As founder Raffaele Cazzetta would have wanted, the extraction still takes place through a cold process and the oil is still collected today with the “mappu”, an ancient circular and concave tool. The production process is controlled by the members of the family who take care of the business. They are accompanied by the young generation who is not only expected to learn all the secrets of the trade but also to educate those who will come after them to bring only the best to their tables. Education is indeed one of the cornerstones of the Cazzetta family and business.
When we met President Raffaele at Fancy Food we understood how much he cares about involving consumers in defending local production such as his own. They are able to bring to the world the local culture they represent. “It is not only about my business, it’s about almost all the Made in Italy, a unique ‘label’ created to defend thousands of entrepreneurs that make their productions the basis on which they build and raise a family”, he told us. The danger he said lays in the unlimited expansion of the phenomenon of globalization that finally leads to a flattening and homogenizing of production. “It must instead be a tool to overcome national borders, export our knowledge worldwide, and share our goods with other peoples, and vice versa. Now the risk is that the global market will become a tool in the hands of very few big producers that will offer standardized products at a better price maybe, but certainly to the detriment of quality”.
As he told us, his personal aim is to inform people about this risk and make them aware that local production can disappear in favor of stateless ones, where there is no connection among growers, producers, and consumers. “We need instead to build a glocal world, where productions remain local and anchored to their territory of origins, but can overcome every geographical border and be tasted throughout the world and appreciated in their specificity”.

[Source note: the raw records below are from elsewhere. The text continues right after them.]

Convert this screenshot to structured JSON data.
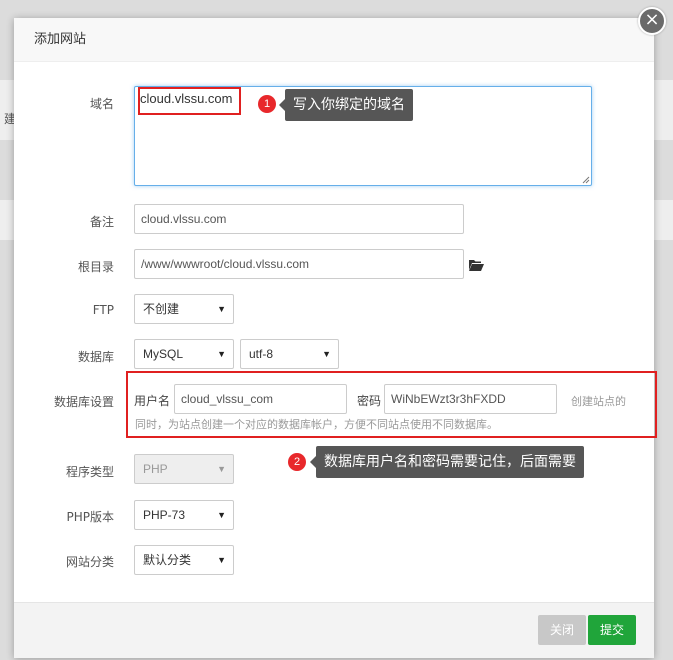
{
  "dialog": {
    "title": "添加网站",
    "close_symbol": "×"
  },
  "background": {
    "side_char": "建"
  },
  "form": {
    "domain": {
      "label": "域名",
      "value": "cloud.vlssu.com"
    },
    "remark": {
      "label": "备注",
      "value": "cloud.vlssu.com"
    },
    "root_dir": {
      "label": "根目录",
      "value": "/www/wwwroot/cloud.vlssu.com"
    },
    "ftp": {
      "label": "FTP",
      "selected": "不创建"
    },
    "database": {
      "label": "数据库",
      "type_selected": "MySQL",
      "charset_selected": "utf-8"
    },
    "db_settings": {
      "label": "数据库设置",
      "username_label": "用户名",
      "username_value": "cloud_vlssu_com",
      "password_label": "密码",
      "password_value": "WiNbEWzt3r3hFXDD",
      "hint_right": "创建站点的",
      "hint_line2": "同时，为站点创建一个对应的数据库帐户，方便不同站点使用不同数据库。"
    },
    "program_type": {
      "label": "程序类型",
      "selected": "PHP"
    },
    "php_version": {
      "label": "PHP版本",
      "selected": "PHP-73"
    },
    "site_category": {
      "label": "网站分类",
      "selected": "默认分类"
    }
  },
  "annotations": {
    "badge1": "1",
    "tip1": "写入你绑定的域名",
    "badge2": "2",
    "tip2": "数据库用户名和密码需要记住，后面需要"
  },
  "footer": {
    "close_label": "关闭",
    "submit_label": "提交"
  },
  "colors": {
    "accent_green": "#20a53a",
    "annotation_red": "#e02020",
    "focus_blue": "#66afe9"
  }
}
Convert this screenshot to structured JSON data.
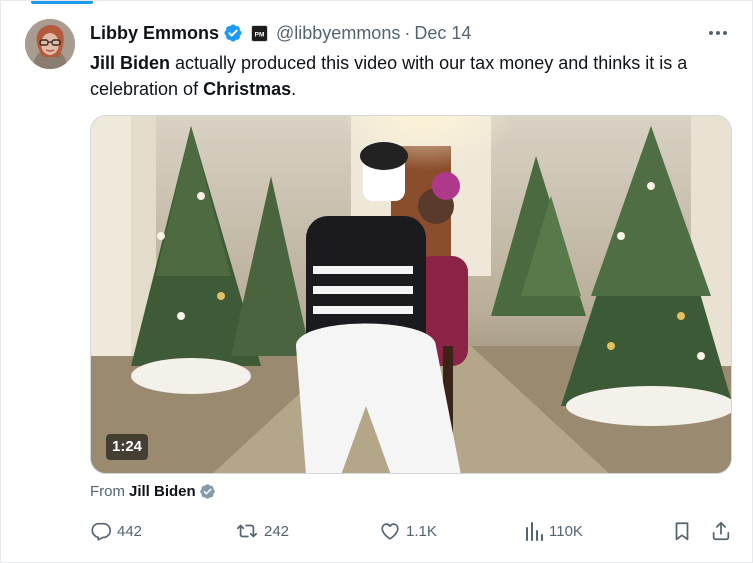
{
  "post": {
    "author_name": "Libby Emmons",
    "author_handle": "@libbyemmons",
    "separator": "·",
    "date": "Dec 14",
    "text": {
      "part1_bold": "Jill Biden",
      "part2": " actually produced this video with our tax money and thinks it is a celebration of ",
      "part3_bold": "Christmas",
      "part4": "."
    },
    "affiliation_badge_text": "PM"
  },
  "video": {
    "duration": "1:24"
  },
  "source": {
    "prefix": "From",
    "name": "Jill Biden"
  },
  "actions": {
    "replies": "442",
    "reposts": "242",
    "likes": "1.1K",
    "views": "110K"
  },
  "icons": {
    "verified": "verified-badge-icon",
    "affiliation": "affiliation-badge-icon",
    "more": "more-icon",
    "reply": "reply-icon",
    "repost": "repost-icon",
    "like": "heart-icon",
    "views": "views-icon",
    "bookmark": "bookmark-icon",
    "share": "share-icon",
    "gov_badge": "gray-verified-badge-icon"
  },
  "colors": {
    "accent": "#1d9bf0",
    "text_primary": "#0f1419",
    "text_secondary": "#536471",
    "gov_badge": "#829aab"
  }
}
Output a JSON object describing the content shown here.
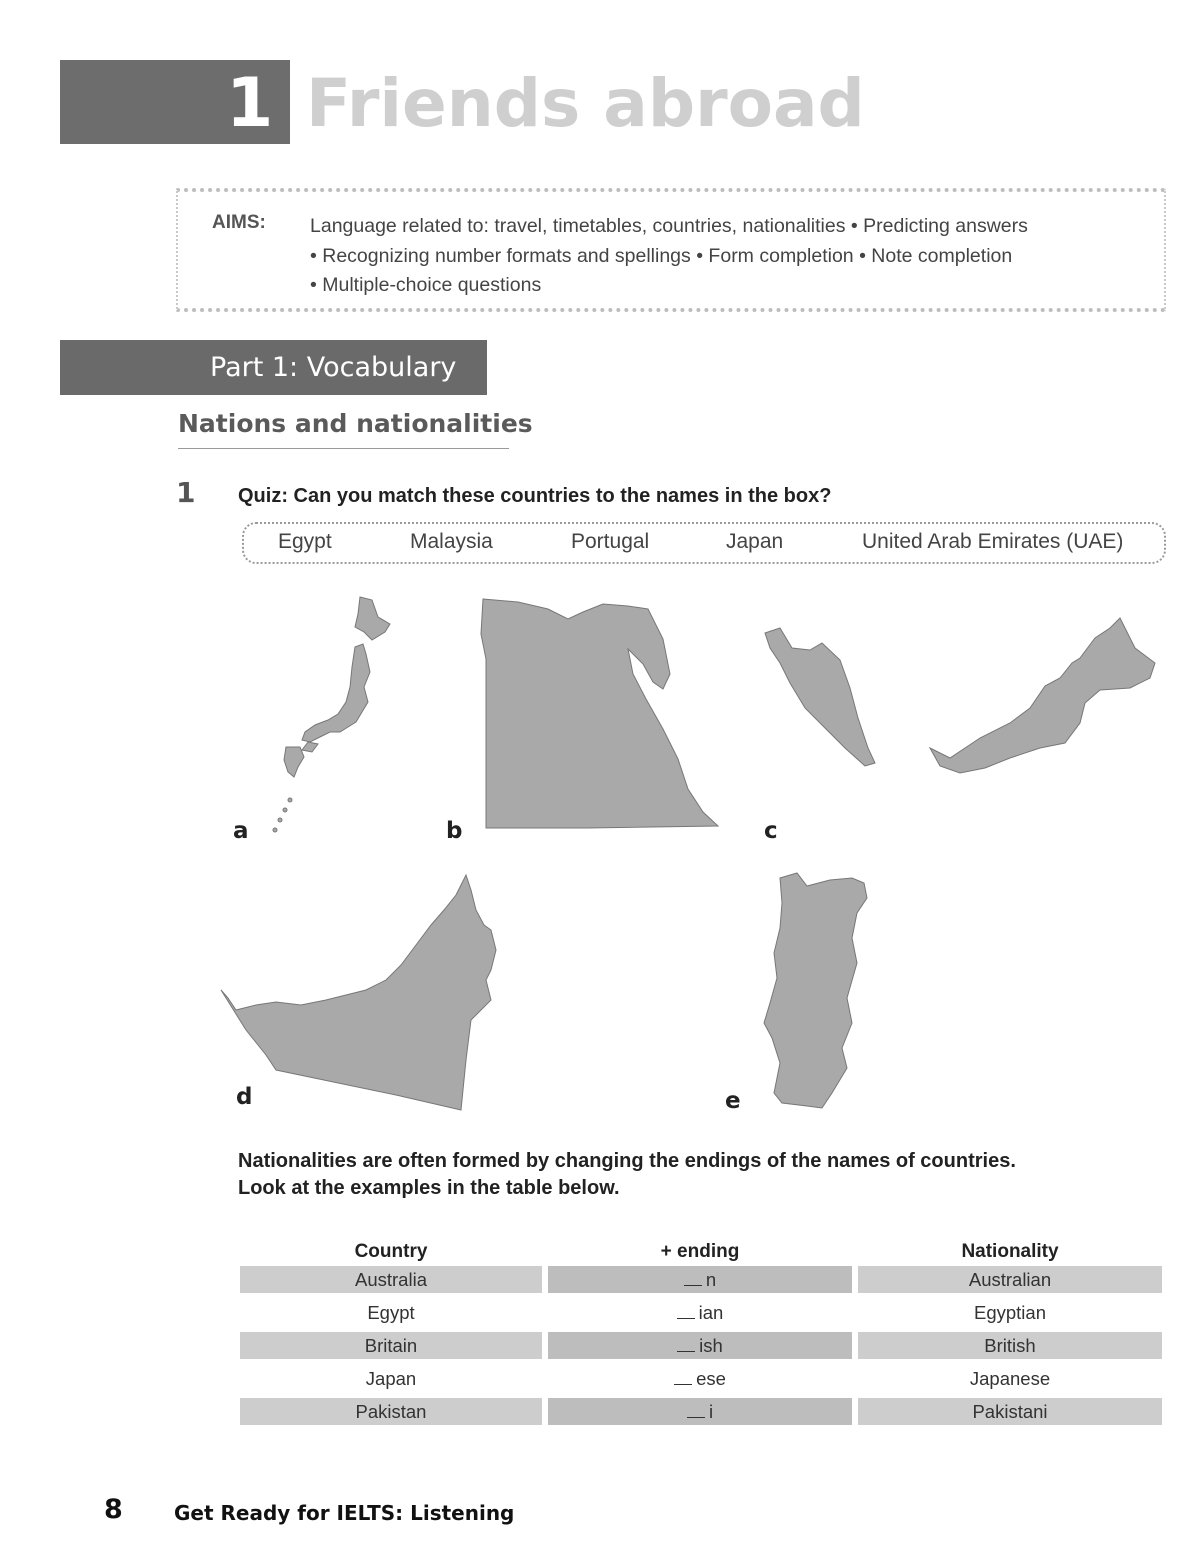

Determined to achieve this goal, Mr. Cazzetta has already overcome the borders of most of the European countries and Japan. The Fancy Food Show was a perfect occasion for him to enter the US market and to present new products such as the Grappa-based Olive Liqueur “Several distributors and importers stopped by and showed great interest for my products as soon as they were given a taste. This shows that Americans are ready and open to new, different flavors and are also willing to spend a little more to have a product that is worth ten times more in terms of quality, in spite of what is commonly stated”.
300 hectares of cultivated land, but still a family run business; thousands of liters of oil, but still a niche firm; an international label, but a local based production. These are the pillars on which Cazzetta oils are produced. They are “ovicoltori per storia e per passione”, oil producers for history and passion, the two principles that every Italian business should follow now and in the future.
After all, if Made in Italy is now popular on a global scale, it is now up to us to promote and support it the Italian way, the glocal way.